In this case, the two doctors and a third person started their fitness venture with a lease for space in a southern California shopping center named Margarita Square. The 10-year lease included a provision that multiple lessees “shall have joint and several responsibility” for complying with the lease terms. Dr. Caputo, Dr. Faerber, and Mr. Neel all signed as lessees.

Joint liability usually gives parties more pockets to search in the event of non-payment. But here, the joint liability provision worked as a shield and stopped the landlord from trying to empty their lessees’ pockets twice.

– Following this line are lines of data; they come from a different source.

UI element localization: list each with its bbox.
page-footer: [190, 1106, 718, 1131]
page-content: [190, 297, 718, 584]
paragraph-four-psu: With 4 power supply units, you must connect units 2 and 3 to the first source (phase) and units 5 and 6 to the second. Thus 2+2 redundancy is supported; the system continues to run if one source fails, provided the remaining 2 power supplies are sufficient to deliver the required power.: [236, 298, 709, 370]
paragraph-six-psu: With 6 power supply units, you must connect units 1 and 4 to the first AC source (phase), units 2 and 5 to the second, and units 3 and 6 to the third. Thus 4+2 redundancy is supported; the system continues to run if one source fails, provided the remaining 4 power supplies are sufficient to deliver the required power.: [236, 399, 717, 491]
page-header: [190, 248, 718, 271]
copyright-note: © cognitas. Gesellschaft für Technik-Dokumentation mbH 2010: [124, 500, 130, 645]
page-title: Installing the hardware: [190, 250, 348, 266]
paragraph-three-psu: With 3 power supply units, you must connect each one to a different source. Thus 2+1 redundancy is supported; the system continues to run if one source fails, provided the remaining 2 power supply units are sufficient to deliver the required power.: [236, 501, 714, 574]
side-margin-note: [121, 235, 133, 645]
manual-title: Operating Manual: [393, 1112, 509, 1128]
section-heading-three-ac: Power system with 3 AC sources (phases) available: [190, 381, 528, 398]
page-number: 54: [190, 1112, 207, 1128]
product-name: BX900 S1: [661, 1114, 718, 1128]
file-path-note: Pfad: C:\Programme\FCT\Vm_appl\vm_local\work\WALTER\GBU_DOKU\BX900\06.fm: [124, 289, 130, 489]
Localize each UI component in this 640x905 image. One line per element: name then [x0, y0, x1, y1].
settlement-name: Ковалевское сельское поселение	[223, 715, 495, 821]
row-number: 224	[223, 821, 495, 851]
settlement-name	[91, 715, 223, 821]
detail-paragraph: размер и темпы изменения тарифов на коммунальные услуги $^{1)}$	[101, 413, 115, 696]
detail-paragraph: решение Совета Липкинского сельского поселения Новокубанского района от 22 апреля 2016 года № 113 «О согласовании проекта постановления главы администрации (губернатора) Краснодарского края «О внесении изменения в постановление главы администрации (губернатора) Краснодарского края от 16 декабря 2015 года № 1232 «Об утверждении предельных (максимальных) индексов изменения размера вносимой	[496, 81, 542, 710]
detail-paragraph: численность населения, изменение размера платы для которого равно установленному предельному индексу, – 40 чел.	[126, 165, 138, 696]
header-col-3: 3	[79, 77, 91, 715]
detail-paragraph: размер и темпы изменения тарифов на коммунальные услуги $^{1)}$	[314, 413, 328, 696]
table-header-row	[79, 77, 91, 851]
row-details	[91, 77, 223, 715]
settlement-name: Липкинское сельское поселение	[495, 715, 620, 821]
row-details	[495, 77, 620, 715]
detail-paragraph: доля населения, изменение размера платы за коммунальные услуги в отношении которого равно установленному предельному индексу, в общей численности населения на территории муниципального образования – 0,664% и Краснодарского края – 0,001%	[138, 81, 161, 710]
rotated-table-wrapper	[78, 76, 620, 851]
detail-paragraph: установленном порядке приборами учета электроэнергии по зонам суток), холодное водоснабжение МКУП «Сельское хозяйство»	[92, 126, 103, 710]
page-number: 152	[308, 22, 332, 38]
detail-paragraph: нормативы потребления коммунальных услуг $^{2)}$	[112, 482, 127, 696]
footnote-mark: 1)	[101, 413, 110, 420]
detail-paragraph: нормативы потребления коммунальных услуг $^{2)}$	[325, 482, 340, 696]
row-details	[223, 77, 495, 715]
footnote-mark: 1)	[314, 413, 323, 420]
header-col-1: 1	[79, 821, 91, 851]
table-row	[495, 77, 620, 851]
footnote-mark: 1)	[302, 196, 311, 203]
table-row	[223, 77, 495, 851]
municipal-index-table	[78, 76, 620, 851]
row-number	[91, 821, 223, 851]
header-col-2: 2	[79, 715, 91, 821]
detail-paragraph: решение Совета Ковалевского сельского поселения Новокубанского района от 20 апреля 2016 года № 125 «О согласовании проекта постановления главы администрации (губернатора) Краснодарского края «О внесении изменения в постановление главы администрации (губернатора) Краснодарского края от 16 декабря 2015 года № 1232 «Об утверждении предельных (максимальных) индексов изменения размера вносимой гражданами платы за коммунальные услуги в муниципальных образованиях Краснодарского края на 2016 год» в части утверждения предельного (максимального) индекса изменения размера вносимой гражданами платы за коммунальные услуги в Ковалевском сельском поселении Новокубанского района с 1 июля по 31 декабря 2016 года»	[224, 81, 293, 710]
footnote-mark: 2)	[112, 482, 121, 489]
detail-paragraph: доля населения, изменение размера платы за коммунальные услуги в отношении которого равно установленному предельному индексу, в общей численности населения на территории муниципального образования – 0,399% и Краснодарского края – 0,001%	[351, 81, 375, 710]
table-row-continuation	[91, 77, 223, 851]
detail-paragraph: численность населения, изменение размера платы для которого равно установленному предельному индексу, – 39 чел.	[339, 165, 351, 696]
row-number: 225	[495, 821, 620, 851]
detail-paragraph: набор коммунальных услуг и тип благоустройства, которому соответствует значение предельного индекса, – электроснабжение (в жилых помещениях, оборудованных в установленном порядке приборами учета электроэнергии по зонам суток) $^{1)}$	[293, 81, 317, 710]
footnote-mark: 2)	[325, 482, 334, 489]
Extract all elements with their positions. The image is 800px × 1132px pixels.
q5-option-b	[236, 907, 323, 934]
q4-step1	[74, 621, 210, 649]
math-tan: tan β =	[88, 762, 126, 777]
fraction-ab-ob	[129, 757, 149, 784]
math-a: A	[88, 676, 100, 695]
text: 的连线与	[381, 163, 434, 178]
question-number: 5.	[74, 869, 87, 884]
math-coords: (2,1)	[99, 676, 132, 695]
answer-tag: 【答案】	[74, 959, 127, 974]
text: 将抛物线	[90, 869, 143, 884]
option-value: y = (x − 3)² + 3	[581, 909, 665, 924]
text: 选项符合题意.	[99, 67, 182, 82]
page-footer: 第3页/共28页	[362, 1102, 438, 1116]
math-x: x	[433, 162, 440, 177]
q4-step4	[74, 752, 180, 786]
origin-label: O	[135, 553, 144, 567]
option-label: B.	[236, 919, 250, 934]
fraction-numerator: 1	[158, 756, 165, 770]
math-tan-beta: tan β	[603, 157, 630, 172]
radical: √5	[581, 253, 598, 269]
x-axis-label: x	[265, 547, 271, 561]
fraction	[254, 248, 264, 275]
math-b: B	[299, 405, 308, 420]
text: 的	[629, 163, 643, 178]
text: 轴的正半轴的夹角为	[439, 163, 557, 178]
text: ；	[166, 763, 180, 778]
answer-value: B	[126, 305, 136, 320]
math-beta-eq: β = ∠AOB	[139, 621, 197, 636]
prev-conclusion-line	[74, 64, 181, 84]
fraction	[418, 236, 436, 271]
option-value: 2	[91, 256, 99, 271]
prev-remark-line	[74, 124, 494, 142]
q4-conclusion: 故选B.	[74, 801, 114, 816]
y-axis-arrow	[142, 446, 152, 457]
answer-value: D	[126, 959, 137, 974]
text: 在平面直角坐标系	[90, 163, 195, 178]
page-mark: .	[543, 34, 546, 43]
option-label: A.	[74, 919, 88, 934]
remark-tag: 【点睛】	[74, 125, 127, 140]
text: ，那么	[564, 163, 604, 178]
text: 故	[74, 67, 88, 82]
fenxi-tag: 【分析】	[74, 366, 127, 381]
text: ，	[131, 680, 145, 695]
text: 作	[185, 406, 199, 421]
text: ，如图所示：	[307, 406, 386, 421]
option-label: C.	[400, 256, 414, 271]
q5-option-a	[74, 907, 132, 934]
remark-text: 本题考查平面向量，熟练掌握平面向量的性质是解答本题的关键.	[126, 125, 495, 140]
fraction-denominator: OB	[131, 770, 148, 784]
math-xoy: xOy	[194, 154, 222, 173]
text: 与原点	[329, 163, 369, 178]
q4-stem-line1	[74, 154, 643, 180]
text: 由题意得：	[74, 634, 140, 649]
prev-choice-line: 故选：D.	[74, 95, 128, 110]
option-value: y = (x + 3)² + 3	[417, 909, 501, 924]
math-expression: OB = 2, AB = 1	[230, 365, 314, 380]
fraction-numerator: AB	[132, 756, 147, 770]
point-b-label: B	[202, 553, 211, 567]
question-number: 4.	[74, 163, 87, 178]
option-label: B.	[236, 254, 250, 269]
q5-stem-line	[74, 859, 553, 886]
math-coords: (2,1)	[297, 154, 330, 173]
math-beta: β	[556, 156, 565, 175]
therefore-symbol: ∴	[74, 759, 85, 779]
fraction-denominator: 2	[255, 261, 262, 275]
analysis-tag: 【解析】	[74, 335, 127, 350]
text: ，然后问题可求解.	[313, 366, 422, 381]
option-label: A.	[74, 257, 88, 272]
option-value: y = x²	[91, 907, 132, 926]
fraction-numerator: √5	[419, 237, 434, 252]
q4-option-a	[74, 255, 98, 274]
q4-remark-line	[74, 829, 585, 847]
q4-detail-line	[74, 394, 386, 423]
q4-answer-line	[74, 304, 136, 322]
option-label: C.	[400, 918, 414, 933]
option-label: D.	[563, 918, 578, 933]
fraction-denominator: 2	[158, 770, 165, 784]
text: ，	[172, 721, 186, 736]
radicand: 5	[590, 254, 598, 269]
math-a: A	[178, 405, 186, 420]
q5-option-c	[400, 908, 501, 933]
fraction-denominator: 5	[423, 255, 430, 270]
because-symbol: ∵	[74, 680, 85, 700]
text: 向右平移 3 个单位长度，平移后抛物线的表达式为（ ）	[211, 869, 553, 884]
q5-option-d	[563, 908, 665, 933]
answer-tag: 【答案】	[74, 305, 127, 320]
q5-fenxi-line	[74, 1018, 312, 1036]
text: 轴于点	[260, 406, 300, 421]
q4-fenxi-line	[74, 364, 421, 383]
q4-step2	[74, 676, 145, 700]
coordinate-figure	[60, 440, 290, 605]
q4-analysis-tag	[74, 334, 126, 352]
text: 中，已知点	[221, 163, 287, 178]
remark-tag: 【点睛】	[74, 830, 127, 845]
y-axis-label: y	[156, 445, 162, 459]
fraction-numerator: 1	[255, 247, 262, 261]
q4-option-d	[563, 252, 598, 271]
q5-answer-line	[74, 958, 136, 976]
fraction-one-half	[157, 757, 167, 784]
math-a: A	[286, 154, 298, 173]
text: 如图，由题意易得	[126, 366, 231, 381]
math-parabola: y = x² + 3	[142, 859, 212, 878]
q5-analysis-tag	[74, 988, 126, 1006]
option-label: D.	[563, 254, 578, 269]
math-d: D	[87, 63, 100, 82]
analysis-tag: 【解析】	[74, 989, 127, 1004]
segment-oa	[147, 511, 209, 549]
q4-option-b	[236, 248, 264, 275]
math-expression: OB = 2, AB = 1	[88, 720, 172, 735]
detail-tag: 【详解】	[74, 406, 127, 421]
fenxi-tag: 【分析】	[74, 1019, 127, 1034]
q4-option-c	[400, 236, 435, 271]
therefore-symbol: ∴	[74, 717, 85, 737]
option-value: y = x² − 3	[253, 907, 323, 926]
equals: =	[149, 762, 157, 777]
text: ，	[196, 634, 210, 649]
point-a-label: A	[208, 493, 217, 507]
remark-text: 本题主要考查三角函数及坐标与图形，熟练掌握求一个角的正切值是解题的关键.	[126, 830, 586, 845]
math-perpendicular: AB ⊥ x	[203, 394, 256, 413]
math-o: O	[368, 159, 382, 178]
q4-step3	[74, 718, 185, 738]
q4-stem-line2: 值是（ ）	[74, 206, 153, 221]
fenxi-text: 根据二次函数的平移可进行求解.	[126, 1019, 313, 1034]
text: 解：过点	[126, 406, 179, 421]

The first time, landlord DKN Holdings successfully defended a lawsuit by Dr. Caputo a few years into the lease. Dr. Caputo sued, claiming DKN had ruined his gym business by withholding important information: that DKN didn’t disclose, for example, the view of the gym would be blocked by native vegetation in a streambed near the center, which could not be trimmed by law, or that a median was going to be installed on the main frontage road, reducing access to the center.

DKN cross-complained against Caputo and the other two signatories for breach of the lease. But before the case was decided, DKN dropped its claims against Caputo’s two co-owners. The court gave Caputo nothing, and gave DKN more than $2.8 million.

But then DKN got cute. It did not ask the court to add Faerber and Neel to the judgment. Instead, it initiated a second lawsuit against Faerber and Neel for the same money DKN was awarded in the first lawsuit.

The court said no way. DKN could not recover twice by suing each lessee separately for the same injury. Because the three lessees had “joint and several responsibility” for the lease, their landlord’s injury was one and the same. The court dismissed DKN’s second lawsuit, holding that it was precluded by the first.

DKN Holdings tested the general rule of “res judicata” that one may only recover once for the same injury, and that a final determination bars later lawsuits, by seeking to recover against different parties. A person may only recover once for an injury to particular primary rights, for example, the right to rent payments under a lease. But the “primary rights” at issue in a lawsuit are based on the injury giving rise to that suit — not the legal theories of recovery or relief. For example, a landlord who is owed rent may seek payment based on various theories (e.g., breach of contract, unfair business practices, fraud, etc.) or seek various types of relief (e.g., monetary damages, specific performance of a lease, declaratory relief) — so long as he or she seeks these in the same lawsuit.

As the ancient philosopher Heraclitus observed, “you can’t step into the same river twice.” DKN Holdings clarified that when multiple parties are responsible for an injury, the “one lawsuit per injury” principle still applies. When DKN Holdings got its $2.8 million judgment, the proper course was to try and collect it from all responsible parties — not to go after another $2.8 million.